The director’s finding with respect to the first ground of denial is inappropriate. The beneficiary’s employer-employee relationship with the foreign and U.S. entities is not an essential issue for consideration when evaluating the beneficiary’s eligibility. While the statute uses the term ’employee’ in the definition of manager or executive, the AAO notes that the key elements of the statutory definitions focus on the duties and responsibilities of the employee and not the person’s employment status. Looking at the statutory scheme as a whole, the AAO concludes that it is most appropriate to review the beneficiary’s eligibility by making a determination on his or her claimed managerial or executive employment. The AAO finds no need to further explore the issue of an employer­ employee relationship between the beneficiary and his foreign and U.S. employers.

However, reliance on this case-like all such non-precedent AAO decisions-may be misplaced, since it was remanded for further consideration on other issues, and is neither designated as precedent nor is it the subject of a policy memorandum.

  • The key to overcoming the offer of employment issue in this context is to show: (a) retroactively, that the senior manager or executive did not in fact have leeway to create the U.S. job for him- or herself, with proof that other shareholders and/or directors had to approve the position; and (b) prospectively, that they exert veto power and other measures of real voting power to control how the owner/manager or executive runs the U.S. company.

The Multinational Manager/Executive category has also been heavily impacted by adjudicators’s increased reliance on VIBE, the Validation Instrument for Business Enterprises. USCIS may use this commercial database to verify or contradict a petitioner’s statements about the nature, size, staffing, type of entity, relationship to other entities, and financial position of its business, but competitors can then also access that information. Since it is voluntary and privately administered by Dun & Bradstreet, not all petitioners can be convinced of the utility of participating in VIBE.

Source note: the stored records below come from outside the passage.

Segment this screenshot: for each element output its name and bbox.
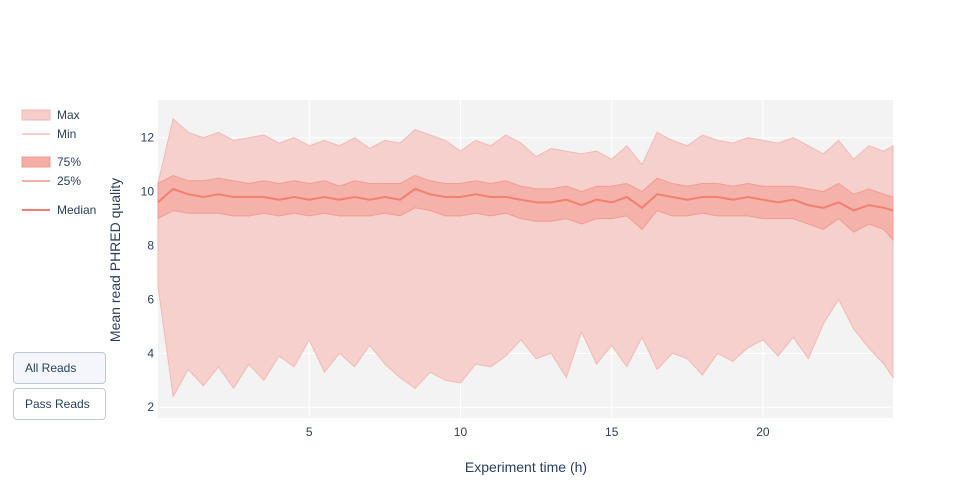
y-tick-label: 12	[141, 131, 155, 145]
x-axis-ticks: 5 10 15 20	[306, 425, 770, 439]
legend-label: Min	[57, 127, 76, 141]
legend-item[interactable]: 25%	[22, 174, 81, 188]
y-tick-label: 6	[147, 292, 154, 306]
x-tick-label: 20	[756, 425, 770, 439]
legend[interactable]: Max Min 75% 25% Median	[21, 108, 96, 217]
x-tick-label: 5	[306, 425, 313, 439]
x-tick-label: 10	[454, 425, 468, 439]
y-tick-label: 8	[147, 239, 154, 253]
legend-item[interactable]: Min	[22, 127, 76, 141]
median-line	[157, 187, 894, 212]
legend-label: 25%	[57, 174, 81, 188]
legend-swatch	[21, 109, 51, 121]
legend-label: Max	[57, 108, 80, 122]
pass-reads-button[interactable]: Pass Reads	[13, 388, 106, 420]
legend-item[interactable]: 75%	[21, 155, 81, 169]
y-axis-ticks: 2 4 6 8 10 12	[141, 131, 155, 414]
x-tick-label: 15	[605, 425, 619, 439]
y-tick-label: 4	[147, 346, 154, 360]
y-tick-label: 2	[147, 400, 154, 414]
legend-item[interactable]: Max	[21, 108, 80, 122]
legend-swatch	[21, 156, 51, 168]
x-axis-title: Experiment time (h)	[465, 459, 587, 475]
legend-label: Median	[57, 203, 96, 217]
data-bands	[157, 117, 894, 398]
y-tick-label: 10	[141, 185, 155, 199]
y-axis-title: Mean read PHRED quality	[107, 178, 123, 342]
all-reads-button[interactable]: All Reads	[13, 352, 106, 384]
legend-label: 75%	[57, 155, 81, 169]
legend-item[interactable]: Median	[22, 203, 96, 217]
quartile-band	[157, 174, 894, 242]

  • Those petitioners who are registered in VIBE must be reminded that it is essential to update corporate data with Dun & Bradstreet prior to filing, both about the filing U.S. entity and the foreign entity where the foreign national acquired qualifying experience abroad. Mismatches between company data on the petition forms and company data as it appears in VIBE result inevitably in Requests for Evidence, which are avoidable by harmonizing the data prior to filing.

  • Practitioners can help the adjudicator to avoid inadvertent VIBE-based errors, by distinguishing the actual petitioner from any similarly-named U.S. holding company, parent, subsidiary, or affiliates, so that the numbers and business descriptions match up.

 

1 M. Kludt, et al., Recent Trends in National Interest Waiver Cases, 18 Bender’s Immigr. Bull. 741 (Jun. 15, 2013).

2 Matter of New York State Department of Transportation (NYSDOT), I&N Dec. 215 (Acting Assoc. Comm’r 1998)

3 Request for Evidence Template, published on AILA lnfoNet at Doc. No. 11012168 (posted Jan. 21, 2011). See also “The Kazarian Two-Step” by Rita Sostrin, Immigration Options for Academics and Researchers, (AILA 2011), and “Dissecting USCIS’ E-1-1 RFE Template,” by S. Seltzer, et al., 13th Annual New York Chapter Immigration Law Symposium Handbook (AILA 2010).

4 Matter of [name not provided}, (AAO Feb. 21, 2012) and Matter of [name not provided}, (AAO Jan. 24,2012).

5 Matter of [name not provided], (AAO Jan. 11, 2012).

6 USCIS Memorandum, “Determining Employer-Employee Relationship for Adjudication ofH-lB Petitions, Including Third-Party Site Placements” (Jan. 8, 2010), published on AILA lnfoNet at Doc. No. 10011363 (posted Jan. 13, 2010).

7 USCIS Memorandum, “Determining Employer-Employee Relationship for Adjudication of H-1B Petitions, Including Third-Party Site Placements” (Jan. 8, 2010), published on AILA Info Net at Doc. No. 10011363 (posted Jan. 13, 2010).